Evaluating the Given Options

Now, let's put our newfound knowledge to the test and evaluate the options provided in the original problem. We’ve determined that the possible lengths for the third side (c) must fall within the range 6 < c < 18. This means that c has to be greater than 6 and less than 18. We'll go through each option and see if it aligns with this range.

• Option A: 12 < c < 6

  This option states that the length of the third side (c) must be greater than 12 and less than 6. This is immediately problematic because it's impossible for a number to be simultaneously greater than 12 and less than 6. These conditions are contradictory, so this option is incorrect. Think of it like trying to be taller than 6 feet and shorter than 5 feet at the same time – it just can't happen!

• Option B: -6 < c < -18

  This option suggests that the length of the third side falls between -6 and -18. We run into a major issue here because side lengths cannot be negative values. In geometry, lengths are always positive measurements. So, any option that includes negative values is not viable. Furthermore, just like in Option A, the conditions are contradictory. It’s impossible for a number to be greater than -18 and less than -6 at the same time. Therefore, this option is also incorrect.

• Option C: 6 < c < 18

  This option states that the length of the third side (c) must be greater than 6 and less than 18. Hey, that sounds familiar! This is exactly the range we determined using the Triangle Inequality Theorem. We figured out that the third side has to be longer than 6 units and shorter than 18 units for the triangle to be valid. This option perfectly matches our calculated range, making it the correct answer. So, after carefully analyzing the options and applying the Triangle Inequality Theorem, we've successfully identified the correct range for the third side. Let’s wrap things up and summarize our findings.

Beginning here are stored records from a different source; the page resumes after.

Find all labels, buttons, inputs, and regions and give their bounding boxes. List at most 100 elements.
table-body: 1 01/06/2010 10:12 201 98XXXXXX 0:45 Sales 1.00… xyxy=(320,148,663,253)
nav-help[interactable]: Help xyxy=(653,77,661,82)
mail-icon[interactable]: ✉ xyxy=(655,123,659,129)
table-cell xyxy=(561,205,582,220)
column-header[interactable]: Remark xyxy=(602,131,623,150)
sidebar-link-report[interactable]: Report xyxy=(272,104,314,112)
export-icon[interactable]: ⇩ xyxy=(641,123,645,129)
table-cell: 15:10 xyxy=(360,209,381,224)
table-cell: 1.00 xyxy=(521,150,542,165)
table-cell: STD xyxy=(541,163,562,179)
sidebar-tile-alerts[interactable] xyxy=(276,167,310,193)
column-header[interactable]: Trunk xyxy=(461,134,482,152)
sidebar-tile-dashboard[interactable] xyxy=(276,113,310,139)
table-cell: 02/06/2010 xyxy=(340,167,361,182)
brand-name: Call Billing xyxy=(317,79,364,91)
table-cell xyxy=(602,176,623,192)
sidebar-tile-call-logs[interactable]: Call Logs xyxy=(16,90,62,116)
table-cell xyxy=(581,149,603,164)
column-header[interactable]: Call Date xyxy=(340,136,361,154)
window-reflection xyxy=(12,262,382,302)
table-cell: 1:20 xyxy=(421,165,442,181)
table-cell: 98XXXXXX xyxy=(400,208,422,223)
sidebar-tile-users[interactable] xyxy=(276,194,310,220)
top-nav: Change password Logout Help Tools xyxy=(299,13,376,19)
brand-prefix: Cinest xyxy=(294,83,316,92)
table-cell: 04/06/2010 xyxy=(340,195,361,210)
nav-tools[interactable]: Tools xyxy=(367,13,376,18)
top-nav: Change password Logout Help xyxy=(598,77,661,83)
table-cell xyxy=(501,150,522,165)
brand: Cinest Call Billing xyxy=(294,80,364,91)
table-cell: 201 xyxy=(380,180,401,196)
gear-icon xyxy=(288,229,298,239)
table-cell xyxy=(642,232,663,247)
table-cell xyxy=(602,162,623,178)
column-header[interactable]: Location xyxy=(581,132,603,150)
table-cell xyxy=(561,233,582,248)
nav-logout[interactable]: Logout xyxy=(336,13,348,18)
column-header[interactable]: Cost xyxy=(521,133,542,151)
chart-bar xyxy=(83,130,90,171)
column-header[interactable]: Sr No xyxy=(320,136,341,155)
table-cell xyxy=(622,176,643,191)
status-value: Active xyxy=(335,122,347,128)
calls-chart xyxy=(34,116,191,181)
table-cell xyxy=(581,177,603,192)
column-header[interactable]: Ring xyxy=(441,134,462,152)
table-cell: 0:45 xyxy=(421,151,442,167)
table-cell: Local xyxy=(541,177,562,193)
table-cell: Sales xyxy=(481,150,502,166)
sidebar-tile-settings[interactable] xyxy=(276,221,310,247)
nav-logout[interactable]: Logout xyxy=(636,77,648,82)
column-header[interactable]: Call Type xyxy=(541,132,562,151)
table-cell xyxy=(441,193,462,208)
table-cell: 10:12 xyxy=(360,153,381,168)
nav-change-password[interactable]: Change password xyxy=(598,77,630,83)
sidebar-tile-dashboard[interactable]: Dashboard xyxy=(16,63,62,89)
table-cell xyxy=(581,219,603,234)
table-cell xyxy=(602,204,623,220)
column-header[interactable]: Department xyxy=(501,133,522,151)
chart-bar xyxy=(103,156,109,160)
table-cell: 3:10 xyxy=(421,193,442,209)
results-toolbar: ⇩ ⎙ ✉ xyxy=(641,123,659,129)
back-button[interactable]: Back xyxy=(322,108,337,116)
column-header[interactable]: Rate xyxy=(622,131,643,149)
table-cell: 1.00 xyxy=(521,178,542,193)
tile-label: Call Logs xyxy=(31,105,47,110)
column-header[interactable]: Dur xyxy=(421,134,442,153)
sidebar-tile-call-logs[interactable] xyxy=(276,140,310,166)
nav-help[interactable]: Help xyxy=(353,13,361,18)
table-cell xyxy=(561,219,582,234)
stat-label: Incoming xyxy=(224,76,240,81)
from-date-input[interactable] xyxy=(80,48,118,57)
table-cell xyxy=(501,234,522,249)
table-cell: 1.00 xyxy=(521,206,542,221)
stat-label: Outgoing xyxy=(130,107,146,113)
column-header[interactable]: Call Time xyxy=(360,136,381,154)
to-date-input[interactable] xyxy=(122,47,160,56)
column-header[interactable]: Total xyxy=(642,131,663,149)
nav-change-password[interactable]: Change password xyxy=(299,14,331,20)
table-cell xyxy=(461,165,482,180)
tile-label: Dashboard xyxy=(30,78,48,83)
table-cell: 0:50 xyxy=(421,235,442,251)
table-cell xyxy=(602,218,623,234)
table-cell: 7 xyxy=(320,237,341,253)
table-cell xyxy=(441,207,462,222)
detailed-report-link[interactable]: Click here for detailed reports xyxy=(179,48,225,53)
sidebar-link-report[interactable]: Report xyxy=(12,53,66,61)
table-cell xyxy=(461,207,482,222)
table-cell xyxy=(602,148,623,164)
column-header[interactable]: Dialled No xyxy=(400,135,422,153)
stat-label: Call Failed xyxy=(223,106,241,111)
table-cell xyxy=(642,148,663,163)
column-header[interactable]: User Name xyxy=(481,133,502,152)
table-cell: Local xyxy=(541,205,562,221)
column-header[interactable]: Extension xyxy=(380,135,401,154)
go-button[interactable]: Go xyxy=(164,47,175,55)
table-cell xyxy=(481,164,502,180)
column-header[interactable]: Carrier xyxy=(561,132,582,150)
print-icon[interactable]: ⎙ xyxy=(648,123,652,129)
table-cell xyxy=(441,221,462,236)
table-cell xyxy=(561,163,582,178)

Conclusion: The Correct Range for the Third Side

Alright, guys, we've reached the finish line! Let's recap what we've accomplished in this geometrical journey. We started with a triangle that had two known sides, measuring 6 and 12 units. Our mission was to figure out the possible range of lengths for the third side. To do this, we dove headfirst into the Triangle Inequality Theorem, a fundamental principle in geometry that dictates the relationship between the sides of a triangle. This theorem states that the sum of the lengths of any two sides of a triangle must be greater than the length of the third side. We applied this theorem diligently, setting up inequalities for all possible combinations of sides. By doing so, we discovered two crucial conditions for the third side, which we called "c". First, we found that c must be less than 18 (c < 18), because the sum of the other two sides (6 and 12) is 18. Second, we determined that c must be greater than 6 (c > 6), because the sum of the third side and the side with length 6 must be greater than the side with length 12. Putting these two conditions together, we arrived at a compound inequality: 6 < c < 18. This means that the length of the third side must fall strictly between 6 and 18 units. It cannot be exactly 6 units, and it cannot be exactly 18 units – it has to be somewhere in between. Then, we turned our attention to the given options and evaluated each one against our calculated range. We quickly dismissed options A and B because they either presented contradictory conditions or included negative values for side lengths, which are not possible in geometry. Finally, we landed on option C, which perfectly matched our range of 6 < c < 18. This confirmed that option C correctly identifies the possible side lengths for the third side of the triangle. So, to summarize, the Triangle Inequality Theorem is a powerful tool for understanding the relationships between the sides of a triangle, and we've successfully used it to solve our problem. We've not only found the correct answer but also gained a deeper understanding of how triangles work. Keep this theorem in your mathematical toolkit, and you'll be well-equipped to tackle similar problems in the future!